Progressive Socialist Party chief MP Walid Jumblatt said on Tuesday that the Syrian regime took the failure to abolish political confessionalism in Lebanon as an excuse to remain in the country, adding the bombing that targeted MP Marwan Hamadeh was the first warning to ex-PM Rafik Hariri.
“The Taef Accord had called for abolishing the political sectarian system but this has not been achieved,” Jumblat told the Special Tribunal for Lebanon on the second day of his testimony.
“The failure to abolish political confessionalism was an excuse for the Syrians to stay in Lebanon,” he said.
Jumblatt reiterated that he was allied with the Syrian regime, but following the extension of pro-Syrian President Emile Lahoud’s term in 2004, “I said enough.”

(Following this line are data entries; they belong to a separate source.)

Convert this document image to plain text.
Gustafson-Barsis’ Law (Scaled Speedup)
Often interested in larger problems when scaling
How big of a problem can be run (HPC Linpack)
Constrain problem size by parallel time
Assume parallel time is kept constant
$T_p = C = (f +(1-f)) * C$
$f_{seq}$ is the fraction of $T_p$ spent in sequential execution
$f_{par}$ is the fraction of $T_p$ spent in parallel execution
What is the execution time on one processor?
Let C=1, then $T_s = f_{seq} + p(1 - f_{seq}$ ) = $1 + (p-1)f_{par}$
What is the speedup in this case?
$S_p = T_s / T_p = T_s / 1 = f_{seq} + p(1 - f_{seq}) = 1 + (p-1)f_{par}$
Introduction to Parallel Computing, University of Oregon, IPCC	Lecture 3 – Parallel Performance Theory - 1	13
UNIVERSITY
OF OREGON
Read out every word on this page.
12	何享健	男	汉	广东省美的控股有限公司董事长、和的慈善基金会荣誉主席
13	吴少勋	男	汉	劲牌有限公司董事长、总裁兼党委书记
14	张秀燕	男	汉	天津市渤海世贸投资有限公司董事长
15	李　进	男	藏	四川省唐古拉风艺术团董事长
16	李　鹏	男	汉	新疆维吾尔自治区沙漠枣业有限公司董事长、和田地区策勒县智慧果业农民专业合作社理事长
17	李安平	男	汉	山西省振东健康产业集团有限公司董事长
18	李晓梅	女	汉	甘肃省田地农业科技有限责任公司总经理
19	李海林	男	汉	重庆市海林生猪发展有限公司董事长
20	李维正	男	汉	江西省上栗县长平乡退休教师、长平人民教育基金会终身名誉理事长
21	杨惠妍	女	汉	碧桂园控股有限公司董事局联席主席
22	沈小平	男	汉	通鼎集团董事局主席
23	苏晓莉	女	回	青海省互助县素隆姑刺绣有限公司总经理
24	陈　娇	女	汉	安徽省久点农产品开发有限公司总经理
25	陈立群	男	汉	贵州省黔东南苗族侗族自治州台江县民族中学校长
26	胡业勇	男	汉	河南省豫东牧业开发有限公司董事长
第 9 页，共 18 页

“It was time for Lebanon to become an independent state,” he told the STL.
“Hariri and I had the same conviction on the necessity of Syria’s pullout from Lebanon based on the Taef,” he said.
Jumblatt told the Trial Chamber that he was among officials who sought to expand the opposition against Lahoud’s extension and the practices of the security system.
The opposition began to gather stream through meetings held by anti-Syria politicians at the Bristol Hotel in Beirut. “Several such meetings were held at my residence in Beirut,” said the lawmaker.
“There was no difference between the Lebanese and Syrian intelligence apparatuses because they had one leader – Syrian President Bashar Assad and his representative Lahoud,” he added.
Jumblatt said he was not surprised to be accused of being an Israeli agent and a “traitor” by pro-Syria politicians.
The PSP chief described Assad as one of the “tyrants” ruling the Arab world.
After Hamadeh survived the assassination attempt, a former Syrian military officer, Hekmat al-Shehabi, called him and told him to be careful, said the MP.
Then Syrian Vice President Abdul Halim Khaddam visited Hamadeh and said he had also been the target of an assassination attempt plotted by Rifaat Assad.
“According to my political conclusion, he was indirectly referring to the Syrian regime,” the lawmaker said.
“Hamadeh’s assassination attempt was an interpretation of Assad’s threat to Hariri,” said Jumblatt. “It was the first clear message of … confrontation.”
On his first day of testimony, Jumblatt told the court based in The Hague that Hariri was sad and angry after Assad insisted in August 2004 that the ex-PM support a constitutional amendment to extend the presidency of Lahoud.
Assad threatened Hariri at the meeting they held in Damascus that he will destroy Lebanon if he rejects the extension, said Jumblatt.
“Assad showed hostility towards Rafik Hariri before he was elected president,” he added.
Several politicians who have testified at the STL before Jumblatt made revelations that Hariri had confined to them about Assad’s threat.
Five Hezbollah members have been charged with plotting Hariri’s Feb. 14, 2005 assassination in a massive explosion at the Beirut seafront but have not been arrested. Their trial in absentia began in January 2014 and is ongoing.
Hezbollah denies involvement in the murder and the group’s leader, Sayyed Hassan Nasrallah, has denounced the court as a conspiracy by his archenemies — the U.S. and Israel.